Чивон зажала рот рукой — ни протяжный вздох, ни улыбка не коснулись её губ. Она снова выехала на шоссе. Движение было очень плотное, возможно, где-то впереди случилась авария. Одна из машин посигналила, и этот гудок словно стал отмашкой, после которой все водители стали беспрерывно жать на клаксон. Чивон подумала, что не вытерпит этот ужасный звук. Ей хотелось уронить голову на руль и разрыдаться, но она не могла этого сделать. Небо было необычайно синим. Как будто сапфировый купол накрыл этот мир, словно крышка. Огромная крышка.
Ангел внутри нас
Тогда мы жили вместе. Как-то в воскресенье я делала себе педикюр, расстелив выпуск «Блошиного рынка» на полу комнаты. Наму лежал на кровати и созерцал потолок. Я услышала его бормотание. Он сказал, что кто-то умирает или уже умер — что-то типа того. Он повернулся в кровати, и та заскрипела под тяжестью его тела. Неожиданно он с силой ударил кулаком по матрасу. На тот момент это было самое яркое проявление злости, которое я у него видела за всё время нашего знакомства. Я оставила своё занятие и подняла голову.
— Кто, говоришь, умер?
— Никто, — замялся он. Мне стало не по себе. Совершенно точно, что-то в нём неуловимо изменилось в последнее время. Ещё года не прошло с тех пор, как мы с ним съехались и стали жить вместе. Мы были по уши влюблены друг в друга, когда принимали это решение. До этого Наму жил со своим старшим приятелем, а я снимала комнату вместе с коллегой с прошлой работы, и мы всё время старались урвать любую возможность уединиться, когда кого-нибудь из наших соседей не было дома. Как-то раз занимаясь любовью, мы услышали, что кто-то набирает код на входной двери. Я молниеносно шмыгнула в туалет, не успев даже накинуть на себя хоть какую-то одежду, и смогла покинуть своё убежище только после того, как сосед Наму убрался восвояси, сообразив наконец, что происходит в квартире. Потом как-то так совпало, что почти одновременно моя соседка вышла замуж и переехала к супругу, а сосед Наму уехал за границу, и, вместо того чтобы искать себе новых соседей, мы с Наму решили съехаться.

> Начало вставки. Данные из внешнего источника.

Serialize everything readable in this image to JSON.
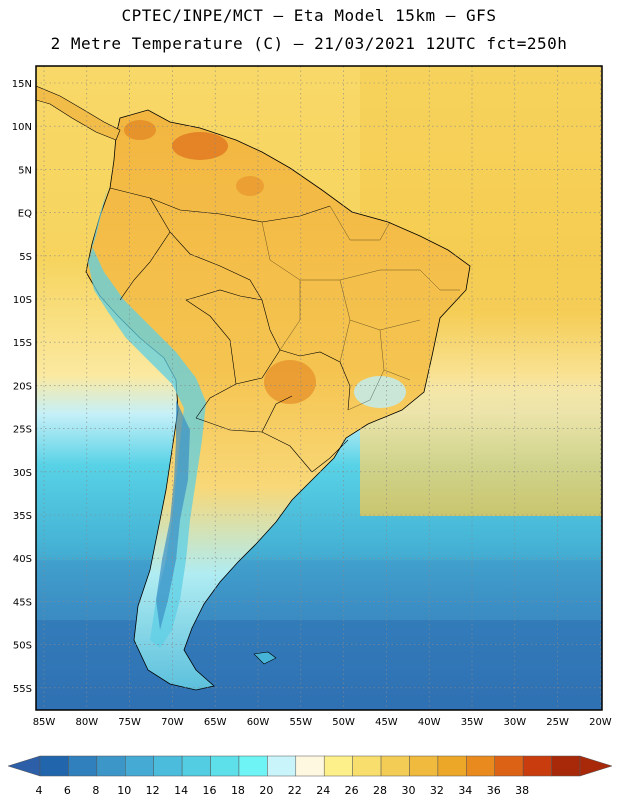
{
  "header": {
    "line1": "CPTEC/INPE/MCT –  Eta Model 15km – GFS",
    "line2": "2 Metre Temperature (C) – 21/03/2021 12UTC fct=250h"
  },
  "map": {
    "lat_labels": [
      "15N",
      "10N",
      "5N",
      "EQ",
      "5S",
      "10S",
      "15S",
      "20S",
      "25S",
      "30S",
      "35S",
      "40S",
      "45S",
      "50S",
      "55S"
    ],
    "lon_labels": [
      "85W",
      "80W",
      "75W",
      "70W",
      "65W",
      "60W",
      "55W",
      "50W",
      "45W",
      "40W",
      "35W",
      "30W",
      "25W",
      "20W"
    ]
  },
  "colorbar": {
    "levels": [
      "4",
      "6",
      "8",
      "10",
      "12",
      "14",
      "16",
      "18",
      "20",
      "22",
      "24",
      "26",
      "28",
      "30",
      "32",
      "34",
      "36",
      "38"
    ],
    "colors": [
      "#2166ac",
      "#2f80bd",
      "#3d96c8",
      "#45aad4",
      "#4cbcdc",
      "#52cde2",
      "#5ee0ea",
      "#6ef4f4",
      "#c8f4fa",
      "#fff8e0",
      "#fdf08a",
      "#f8de6c",
      "#f2cc54",
      "#efba3e",
      "#eca628",
      "#e88a1e",
      "#dc6216",
      "#c83c0e",
      "#a8280a"
    ],
    "low_end_color": "#2d5fa8",
    "high_end_color": "#a8280a"
  }
}
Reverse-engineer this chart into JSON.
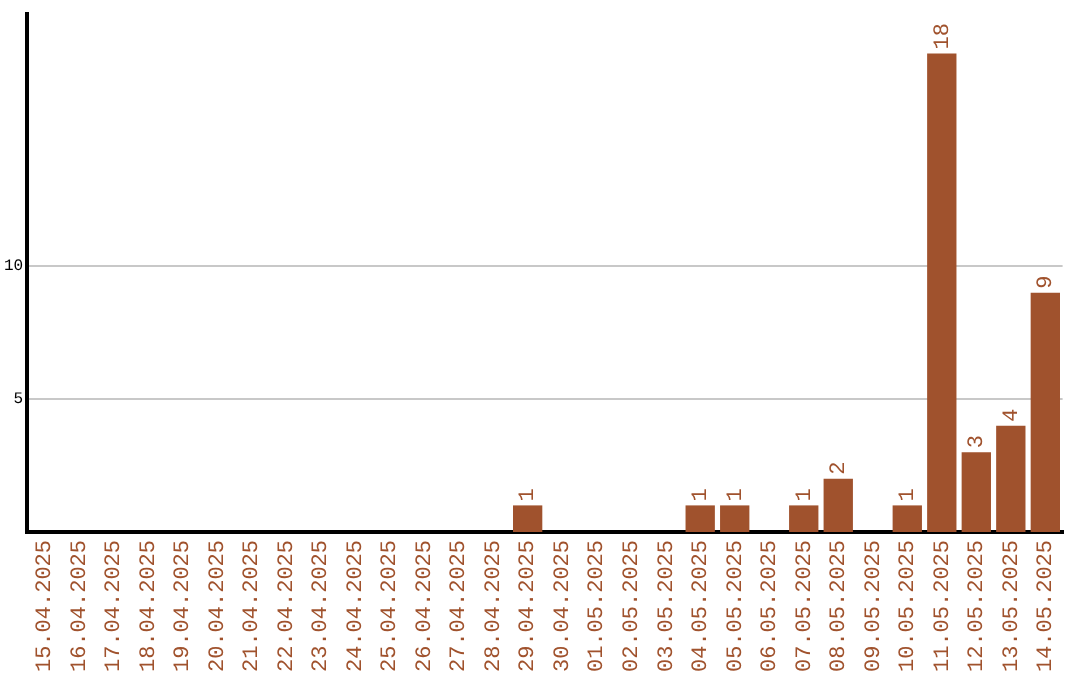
{
  "chart_data": {
    "type": "bar",
    "categories": [
      "15.04.2025",
      "16.04.2025",
      "17.04.2025",
      "18.04.2025",
      "19.04.2025",
      "20.04.2025",
      "21.04.2025",
      "22.04.2025",
      "23.04.2025",
      "24.04.2025",
      "25.04.2025",
      "26.04.2025",
      "27.04.2025",
      "28.04.2025",
      "29.04.2025",
      "30.04.2025",
      "01.05.2025",
      "02.05.2025",
      "03.05.2025",
      "04.05.2025",
      "05.05.2025",
      "06.05.2025",
      "07.05.2025",
      "08.05.2025",
      "09.05.2025",
      "10.05.2025",
      "11.05.2025",
      "12.05.2025",
      "13.05.2025",
      "14.05.2025"
    ],
    "values": [
      0,
      0,
      0,
      0,
      0,
      0,
      0,
      0,
      0,
      0,
      0,
      0,
      0,
      0,
      1,
      0,
      0,
      0,
      0,
      1,
      1,
      0,
      1,
      2,
      0,
      1,
      18,
      3,
      4,
      9
    ],
    "value_labels": [
      null,
      null,
      null,
      null,
      null,
      null,
      null,
      null,
      null,
      null,
      null,
      null,
      null,
      null,
      "1",
      null,
      null,
      null,
      null,
      "1",
      "1",
      null,
      "1",
      "2",
      null,
      "1",
      "18",
      "3",
      "4",
      "9"
    ],
    "color": "#a0522d",
    "ylim": [
      0,
      19.5
    ],
    "yticks": [
      5,
      10
    ],
    "grid": "y",
    "legend": false
  }
}
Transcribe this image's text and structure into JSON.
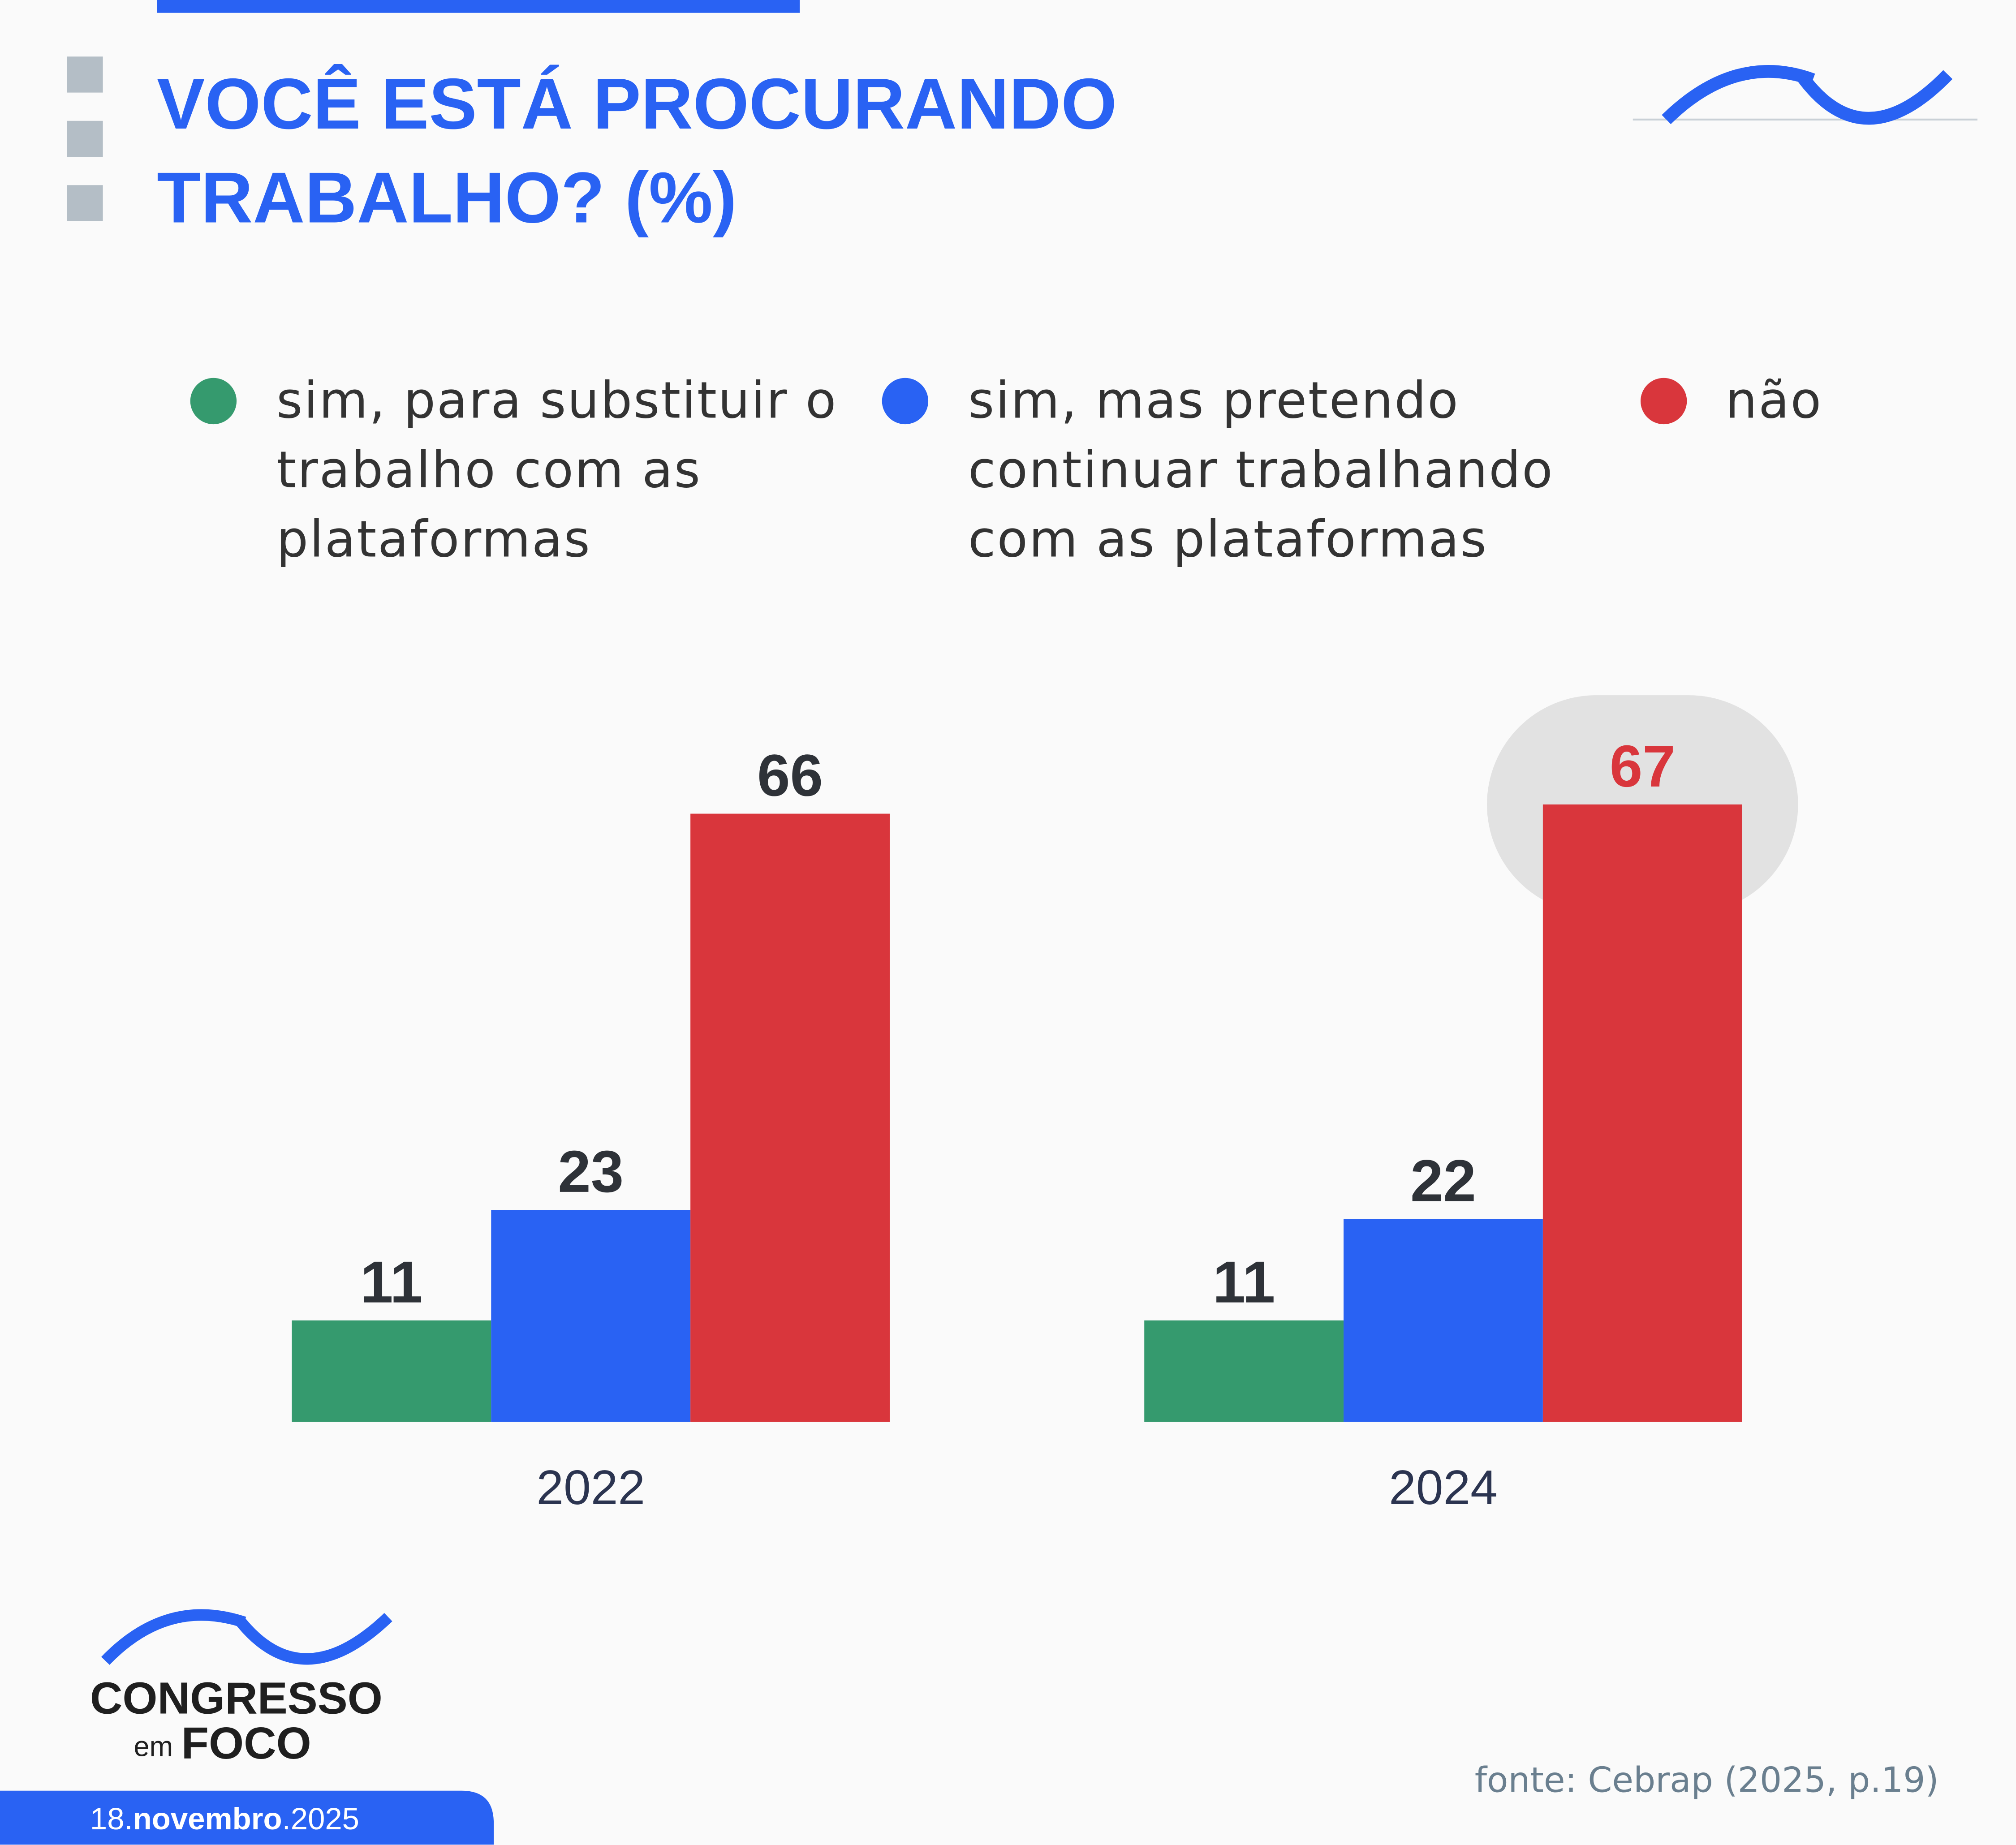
{
  "chart_data": {
    "type": "bar",
    "title": "VOCÊ ESTÁ PROCURANDO TRABALHO? (%)",
    "categories": [
      "2022",
      "2024"
    ],
    "series": [
      {
        "name": "sim, para substituir o trabalho com as plataformas",
        "color": "#359a6e",
        "values": [
          11,
          11
        ]
      },
      {
        "name": "sim, mas pretendo continuar trabalhando com as plataformas",
        "color": "#2962f3",
        "values": [
          23,
          22
        ]
      },
      {
        "name": "não",
        "color": "#d9363c",
        "values": [
          66,
          67
        ]
      }
    ],
    "highlight": {
      "series": 2,
      "category": 1,
      "color": "#d9363c"
    }
  },
  "logo": {
    "name": "CONGRESSO",
    "small": "em",
    "last": "FOCO"
  },
  "date": {
    "day": "18.",
    "month": "novembro",
    "year": ".2025"
  },
  "source": "fonte: Cebrap (2025, p.19)"
}
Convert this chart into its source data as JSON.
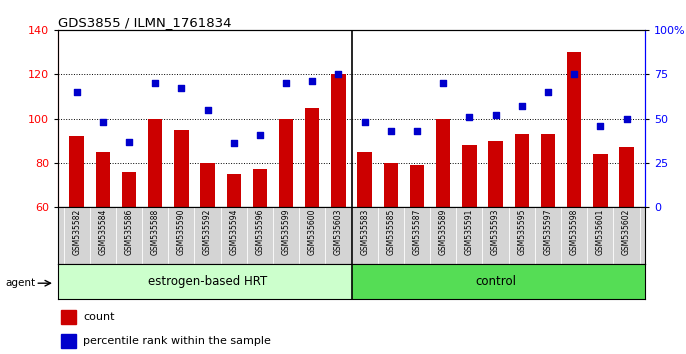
{
  "title": "GDS3855 / ILMN_1761834",
  "categories": [
    "GSM535582",
    "GSM535584",
    "GSM535586",
    "GSM535588",
    "GSM535590",
    "GSM535592",
    "GSM535594",
    "GSM535596",
    "GSM535599",
    "GSM535600",
    "GSM535603",
    "GSM535583",
    "GSM535585",
    "GSM535587",
    "GSM535589",
    "GSM535591",
    "GSM535593",
    "GSM535595",
    "GSM535597",
    "GSM535598",
    "GSM535601",
    "GSM535602"
  ],
  "bar_values": [
    92,
    85,
    76,
    100,
    95,
    80,
    75,
    77,
    100,
    105,
    120,
    85,
    80,
    79,
    100,
    88,
    90,
    93,
    93,
    130,
    84,
    87
  ],
  "blue_values": [
    65,
    48,
    37,
    70,
    67,
    55,
    36,
    41,
    70,
    71,
    75,
    48,
    43,
    43,
    70,
    51,
    52,
    57,
    65,
    75,
    46,
    50
  ],
  "group1_count": 11,
  "group2_count": 11,
  "group1_label": "estrogen-based HRT",
  "group2_label": "control",
  "agent_label": "agent",
  "ylim_left": [
    60,
    140
  ],
  "ylim_right": [
    0,
    100
  ],
  "yticks_left": [
    60,
    80,
    100,
    120,
    140
  ],
  "yticks_right": [
    0,
    25,
    50,
    75,
    100
  ],
  "bar_color": "#cc0000",
  "dot_color": "#0000cc",
  "group_bg1": "#ccffcc",
  "group_bg2": "#55dd55",
  "legend_count_label": "count",
  "legend_pct_label": "percentile rank within the sample"
}
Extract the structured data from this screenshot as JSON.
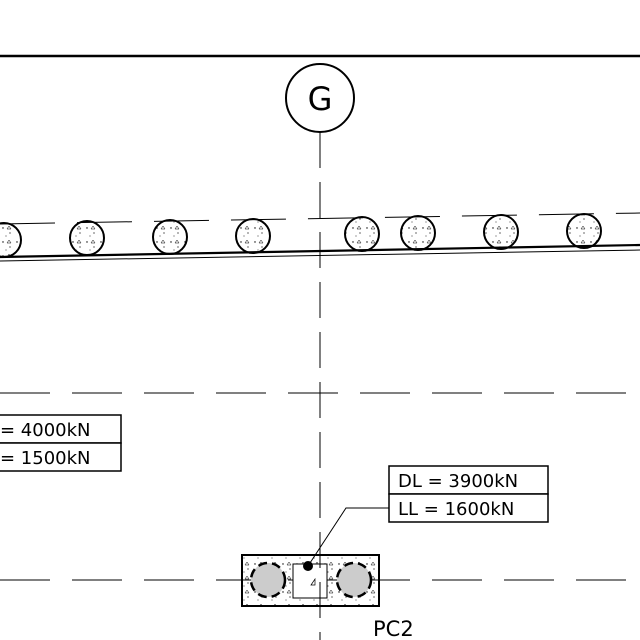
{
  "grid": {
    "label": "G"
  },
  "loads_left": {
    "line1": "= 4000kN",
    "line2": "= 1500kN"
  },
  "loads_pc2": {
    "dead_load": "DL = 3900kN",
    "live_load": "LL = 1600kN"
  },
  "pile_cap": {
    "label": "PC2"
  },
  "colors": {
    "line": "#000000",
    "pile_fill": "#cccccc",
    "background": "#ffffff"
  }
}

В первую очередь мы с ним установили правила касаемо совместных трат. Аренду квартиры и коммунальные платежи мы договорились делить пополам, а на продукты и еду вне дома скидываться поровну и переводить эти деньги на нашу общую банковскую карту. Но довольно быстро жизнь нам подбросила проблемы, которые эти основные правила не предусматривали. Например, оплата счёта в ветклинике за лечение Эни, собаки Наму. У старой Эни частенько что-нибудь болело, и каждый раз Наму нёсся с ней в клинику. И каждый раз, как будто так и должно быть, оплачивал её лечение нашей картой, где лежали общие деньги. С недавнего времени Эни стала как будто прихрамывать на заднюю ногу при ходьбе, а потом однажды вечером просто не смогла подняться на ноги. Ветеринар сказал, что внутри позвоночника развилась злокачественная опухоль, которая продолжает расти и пережимает нерв. Он добавил, что если не прооперировать собаку прямо сейчас, то она не протянет и недели. От его слов у меня мурашки побежали по телу. Наму всхлипывал, отвернувшись к стене кабинета. Я впервые видела, чтобы он плакал. Я спросила, сколько будет стоить операция. Ответ был: около двух миллионов вон. Больше, чем я получаю в месяц. Наму уточнил: «Сможет ли операция её спасти?» Врач объяснил, что сейчас невозможно точно сказать, и только операция покажет истинную картину, но надежда определённо есть — пятьдесят на пятьдесят, что всё закончится хорошо. Наму усиленно закивал. Он был похож на человека, отыскавшего спасительный луч света в темноте. Меня же охватило чувство, что ситуация поворачивает не в то русло.
— Вы хотите сказать, что вероятность плохого исхода пятьдесят процентов?
Мои контраргументы не нашли отклика ни у кого в кабинете ветклиники. Кажется, Наму уже не слышал ни моих слов, ни чего-то другого. Я поняла, что из всех присутствующих я оказалась в самом отчаянном положении. Если «спасите её!» можно запросто крикнуть во всё горло, то «дайте ей умереть» так громко уже не скажешь. Я попыталась убедить Наму, что в данном случае нельзя так однозначно судить. Я намекнула, что не в нашей власти бесконечно продлевать жизнь вопреки природе.